Essa indústria, porém, não podia concorrer com os vinhos de importação, melhores e mais rendosos que para o comércio. No relatório dos primeiros jesuitas espanhóis ao Superior Geral da Ordem, de 1845, acha-se a seguinte frase, compreensível na boca de homens acostumados aos vinhos generosos da sua terra: "habent vinum, sed est tamquam aqua" (têm vinho, mas é como água) * Quando, de 1875 em diante, os italianos introduziram a cultura da videira no planalto, a produção na colônia alemã decaiu, limitando-se, em casos eporádicos, ao consumo doméstico."
*O vinho que esses jesuítas experimentaram em 1845 não era, ainda, o dos colonos da Feliz (chegados naquele mesmo ano) que, pelo que se vê, foi bem aceito em Porto Alegre na década de 1860. Mesmo que não fossem comparáveis, é claro, com os melhores vinhos espanhóis (nota do Histórias do Vale do Cai).
FEIJÃO
"Em vista dos resultados precários com as plantas da terra de origem, os colonos, logo nos primeiros anos, adotaram as espécies correntes da nova pátria. Entre elas, o feijão preto, por motivos de alimentação, grande rendimento nas terras virgens, fácil exportação (uma vez que não se deteriora rapidamente) e bom preço, constituiu, durante 70 anos, a principal fonte de renda direta dos colonos. Regiões houve, como a do Caí, que se constituíram em celeiros do feijão para todo o país.
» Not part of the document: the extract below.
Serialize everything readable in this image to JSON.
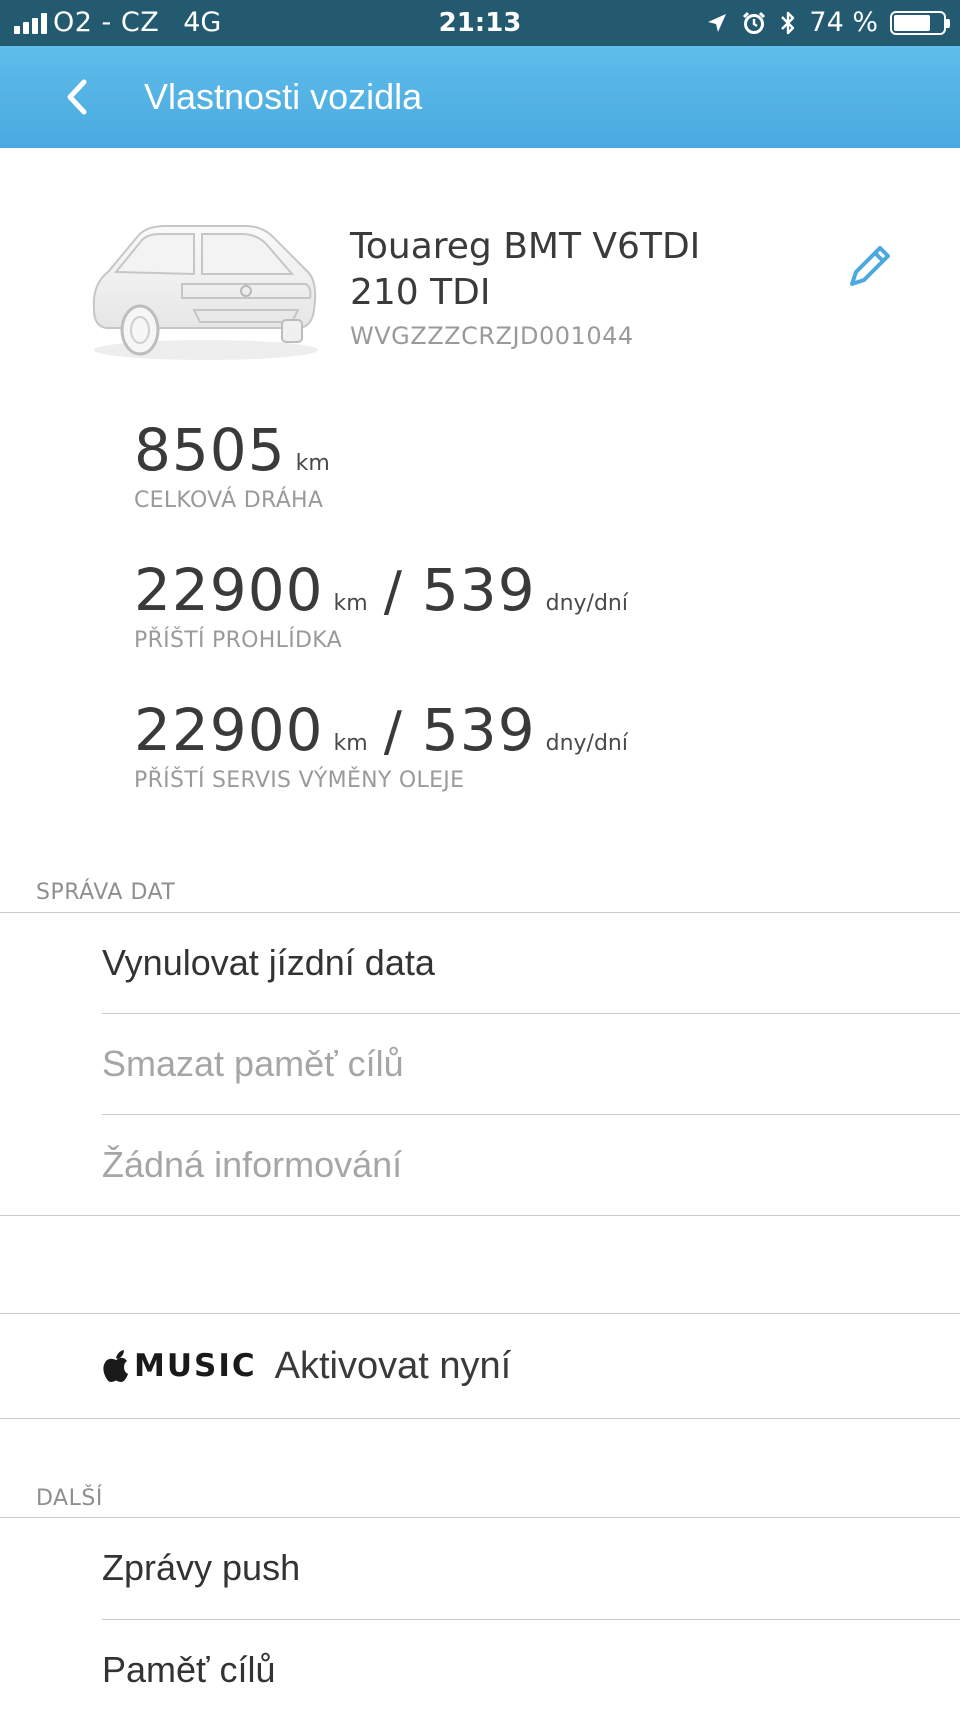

Por volta de 1890, nos meses de novembro e dezembro, afluíam ao porto fluvial do Caí, cerca de 100,000 de feijão, sendo o trânsito anual mais do que o dobro e elevando-se a exportação para fora do estado, de 23.ooo sacos em 1856 para 600.000 em 1895. Nos trinta anos subsequentes, a exaustão dos solos e a concorrência de outros estados produziu um declínio catastrófico desta colheita, de maneira que, em 1920, apenas 250 sacos transitaram pelo porto fluvial do Caí. Na atualidade, a produção de feijão, muitas vezes, se reduz ao consumo doméstico."
MILHO
"Muito mais importante e duradoura se manifestou a cultura do milho, como cereal de pão e base da criação de animais domésticos, especialmente de porcos*. Por esse motivo, o colono geralmente não vende o milho. O município do Caí, (foi transformado num) milharal imenso na sua parte colonizada (pelos alemães), em 1920 exportou apenas 1.320 sacos; o de São Leopoldo, 11.600; entretanto, a produção total, no pequeno município de Estrela, se estimava, em 1920, em 950.000 sacos."
*O milho era alimento básico para a criação de suínos, que foi a principal fonte de riqueza do Vale do Caí no final do século XIX e início do século XX (Nota do Histórias do Vale do Cai). A maior parte da produção de milho era transformada em ração para os porcos.
ALFAFA
Na primeira metade do século XX, a alfafa tornou-se um grande produto de exportação do Vale do Caí. "onde substituiu o feijão, sendo uma das razões secundárias do seu declínio. A produção, de 161 toneladas exportadas em 1900, subiu para 5.629 em 1920. Por uma única casa de negócio, nesta região, passavam, naquele tempo, 35.000 até 45.000 fardos, de 80 a 90 quilos cada um, valendo a arroba (15 quilos) cerca de três mil réis. Como a braça quadrada de chão (4,84 metros quadrados) pode, em boas circunstâncias, produzir uma colheita anual de uma arroba, não houve, nem há no presente (década de 1950), cultura mais compensadora do que a da alfafa.
MANDIOCA
"Da mandioca, (o imigrante Mathias) Franzen conta, em 1832:
A raiz da mandioca ou da farinha, é um alimento principal e medra sobremaneira bem. As raízes mansas (aipim) têm um gosto ainda mais agradável do que a batata. As raízes bravas (mandioca) no moinho são transformadas na mais fina farinha, que se conserva muito tempo, sendo comida pelos portugueses em lugar do pão, acrescentada a muitas outras comidas, e exportada para longe, além do mar.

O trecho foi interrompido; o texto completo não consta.